Quando eu era pequena meu pai sempre apontava e nos pedia para observar bem os outros. Os desabrigados, os órfãos, enfermos ou qualquer pessoa que ele julgasse estar em uma situação realmente triste. Polida como sempre fui, obedecia e observava. Não sei se por isto, mas sempre tive um interesse abundante pela vida alheia. Não pelo que está em torno, por fora e aparente. Mas sim pelo interno. Minha curiosidade instigante não quer saber idade, estado civil e profissão. Quer saber o que emociona intimamente. O que motiva, o que move, o que movimenta. Nem posso dizer que é um entretenimento por mim escolhido, pois imaginar como cada um vive é um processo natural para mim. Um processo que me envolve desde sempre.
Podem me taxar de louca, mas agora que trabalho perto de casa, e não preciso mais usar transporte coletivo diariamente, sinto falta. O ônibus sempre foi um espaço para olhar olhos e enxergar além. É quase uma vida, só que ao invés de estarmos presos entre o nascer e o morrer, estamos presos entre um embarque e um desembarque. E, como tudo na vida, temos que aproveitar da melhor forma. Alguns leem, alguns ouvem música, alguns falam ao telefone, outros conversam com alguém, ou às vezes falam sozinhos. Eu faço alguma dessas coisas enquanto observo vidas e questiono existências.

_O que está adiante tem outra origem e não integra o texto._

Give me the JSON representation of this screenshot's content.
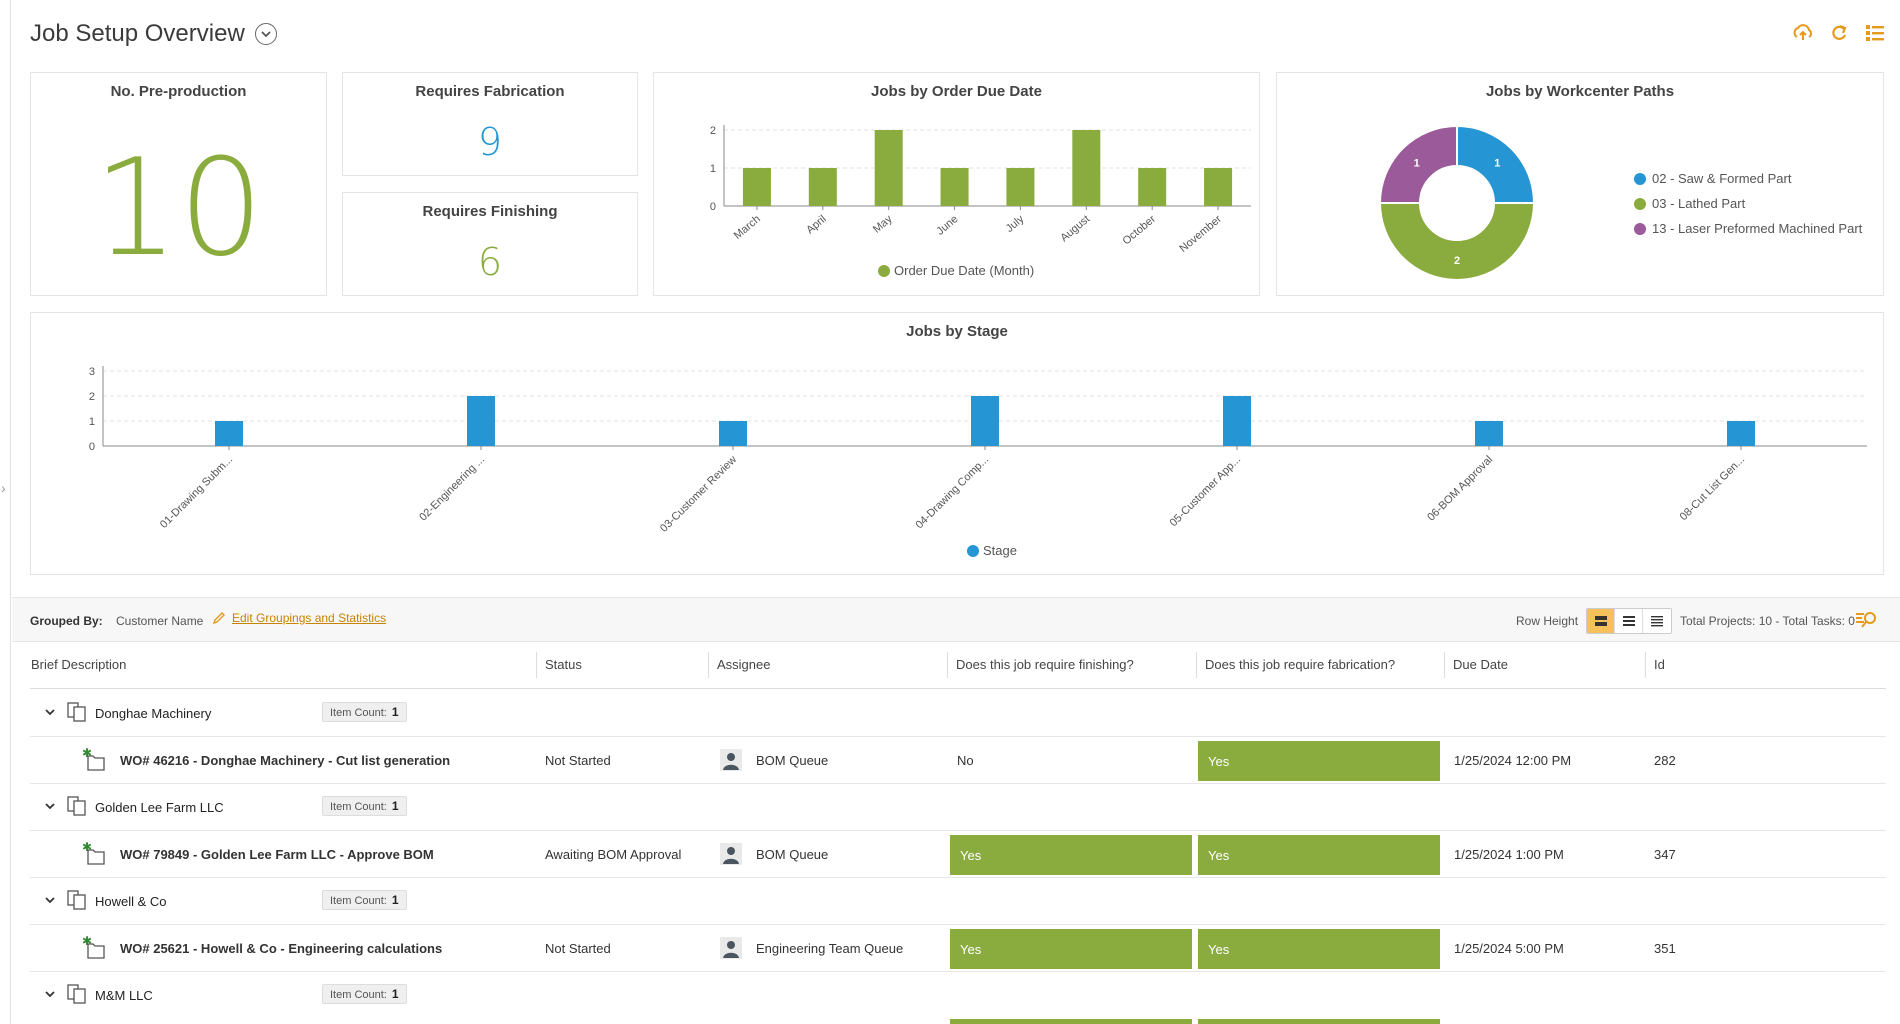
{
  "page": {
    "title": "Job Setup Overview"
  },
  "kpis": {
    "pre_production": {
      "title": "No. Pre-production",
      "value": "10",
      "color": "#8aab3d"
    },
    "fabrication": {
      "title": "Requires Fabrication",
      "value": "9",
      "color": "#2596d3"
    },
    "finishing": {
      "title": "Requires Finishing",
      "value": "6",
      "color": "#8aab3d"
    }
  },
  "chart_data": [
    {
      "type": "bar",
      "title": "Jobs by Order Due Date",
      "categories": [
        "March",
        "April",
        "May",
        "June",
        "July",
        "August",
        "October",
        "November"
      ],
      "series": [
        {
          "name": "Order Due Date (Month)",
          "values": [
            1,
            1,
            2,
            1,
            1,
            2,
            1,
            1
          ],
          "color": "#8aab3d"
        }
      ],
      "ylim": [
        0,
        2
      ],
      "yticks": [
        0,
        1,
        2
      ],
      "grid": true,
      "legend": "bottom"
    },
    {
      "type": "pie",
      "title": "Jobs by Workcenter Paths",
      "donut": true,
      "slices": [
        {
          "label": "02 - Saw & Formed Part",
          "value": 1,
          "color": "#2596d3"
        },
        {
          "label": "03 - Lathed Part",
          "value": 2,
          "color": "#8aab3d"
        },
        {
          "label": "13 - Laser Preformed Machined Part",
          "value": 1,
          "color": "#9b5a9a"
        }
      ],
      "legend": "right"
    },
    {
      "type": "bar",
      "title": "Jobs by Stage",
      "categories": [
        "01-Drawing Subm...",
        "02-Engineering ...",
        "03-Customer Review",
        "04-Drawing Comp...",
        "05-Customer App...",
        "06-BOM Approval",
        "08-Cut List Gen..."
      ],
      "series": [
        {
          "name": "Stage",
          "values": [
            1,
            2,
            1,
            2,
            2,
            1,
            1
          ],
          "color": "#2596d3"
        }
      ],
      "ylim": [
        0,
        3
      ],
      "yticks": [
        0,
        1,
        2,
        3
      ],
      "grid": true,
      "legend": "bottom"
    }
  ],
  "toolbar": {
    "grouped_by_label": "Grouped By:",
    "grouped_by_value": "Customer Name",
    "edit_link": "Edit Groupings and Statistics",
    "row_height_label": "Row Height",
    "totals": "Total Projects: 10 - Total Tasks: 0"
  },
  "columns": [
    "Brief Description",
    "Status",
    "Assignee",
    "Does this job require finishing?",
    "Does this job require fabrication?",
    "Due Date",
    "Id"
  ],
  "count_label": "Item Count:",
  "groups": [
    {
      "name": "Donghae Machinery",
      "count": "1",
      "row": {
        "desc": "WO# 46216 - Donghae Machinery - Cut list generation",
        "status": "Not Started",
        "assignee": "BOM Queue",
        "finishing": "No",
        "fabrication": "Yes",
        "due": "1/25/2024 12:00 PM",
        "id": "282"
      }
    },
    {
      "name": "Golden Lee Farm LLC",
      "count": "1",
      "row": {
        "desc": "WO# 79849 - Golden Lee Farm LLC - Approve BOM",
        "status": "Awaiting BOM Approval",
        "assignee": "BOM Queue",
        "finishing": "Yes",
        "fabrication": "Yes",
        "due": "1/25/2024 1:00 PM",
        "id": "347"
      }
    },
    {
      "name": "Howell & Co",
      "count": "1",
      "row": {
        "desc": "WO# 25621 - Howell & Co - Engineering calculations",
        "status": "Not Started",
        "assignee": "Engineering Team Queue",
        "finishing": "Yes",
        "fabrication": "Yes",
        "due": "1/25/2024 5:00 PM",
        "id": "351"
      }
    },
    {
      "name": "M&M LLC",
      "count": "1"
    }
  ]
}
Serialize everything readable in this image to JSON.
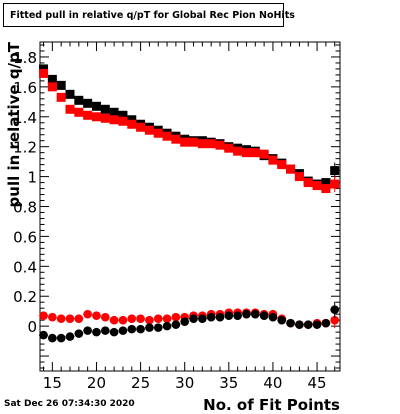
{
  "chart_data": {
    "type": "scatter",
    "title": "Fitted pull in relative q/pT for Global Rec Pion NoHits",
    "xlabel": "No. of Fit Points",
    "ylabel": "pull in relative q/pT",
    "xlim": [
      13.6,
      47.6
    ],
    "ylim": [
      -0.3,
      1.9
    ],
    "xticks": [
      "15",
      "20",
      "25",
      "30",
      "35",
      "40",
      "45"
    ],
    "yticks": [
      "0",
      "0.2",
      "0.4",
      "0.6",
      "0.8",
      "1",
      "1.2",
      "1.4",
      "1.6",
      "1.8"
    ],
    "x": [
      14,
      15,
      16,
      17,
      18,
      19,
      20,
      21,
      22,
      23,
      24,
      25,
      26,
      27,
      28,
      29,
      30,
      31,
      32,
      33,
      34,
      35,
      36,
      37,
      38,
      39,
      40,
      41,
      42,
      43,
      44,
      45,
      46,
      47
    ],
    "series": [
      {
        "color": "#000000",
        "marker": "square",
        "values": [
          1.72,
          1.65,
          1.61,
          1.55,
          1.51,
          1.49,
          1.47,
          1.45,
          1.43,
          1.41,
          1.38,
          1.35,
          1.33,
          1.31,
          1.29,
          1.27,
          1.25,
          1.24,
          1.24,
          1.23,
          1.22,
          1.2,
          1.19,
          1.18,
          1.17,
          1.14,
          1.12,
          1.09,
          1.05,
          1.02,
          0.97,
          0.95,
          0.96,
          1.04
        ]
      },
      {
        "color": "#ff0000",
        "marker": "square",
        "values": [
          1.69,
          1.6,
          1.53,
          1.45,
          1.43,
          1.41,
          1.4,
          1.39,
          1.38,
          1.37,
          1.35,
          1.33,
          1.31,
          1.29,
          1.27,
          1.25,
          1.23,
          1.23,
          1.22,
          1.22,
          1.21,
          1.19,
          1.17,
          1.16,
          1.16,
          1.15,
          1.11,
          1.08,
          1.05,
          1.0,
          0.96,
          0.94,
          0.92,
          0.95
        ]
      },
      {
        "color": "#ff0000",
        "marker": "circle",
        "values": [
          0.07,
          0.06,
          0.05,
          0.05,
          0.05,
          0.08,
          0.07,
          0.06,
          0.04,
          0.04,
          0.05,
          0.05,
          0.04,
          0.05,
          0.05,
          0.06,
          0.06,
          0.07,
          0.07,
          0.08,
          0.08,
          0.09,
          0.09,
          0.09,
          0.09,
          0.08,
          0.08,
          0.05,
          0.02,
          0.01,
          0.01,
          0.02,
          0.02,
          0.04
        ]
      },
      {
        "color": "#000000",
        "marker": "circle",
        "values": [
          -0.06,
          -0.08,
          -0.08,
          -0.07,
          -0.05,
          -0.03,
          -0.04,
          -0.03,
          -0.04,
          -0.03,
          -0.02,
          -0.02,
          -0.01,
          -0.01,
          0.0,
          0.01,
          0.03,
          0.05,
          0.05,
          0.06,
          0.06,
          0.07,
          0.07,
          0.08,
          0.08,
          0.07,
          0.06,
          0.04,
          0.02,
          0.01,
          0.01,
          0.01,
          0.02,
          0.11
        ]
      }
    ]
  },
  "footer": {
    "date": "Sat Dec 26 07:34:30 2020"
  }
}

Quando eu tinha 12 anos ficava penalizada ao observar velhinhos cansados voltando do trabalho. Sentia compaixão por esses e certo alívio por mim. Minha vida parecia sempre tão melhor, e eu me torturava a entender o que é que os movia apesar de tantos pesares. Aliás, essa é a pergunta que me move até hoje: o que é que motiva os outros a viverem?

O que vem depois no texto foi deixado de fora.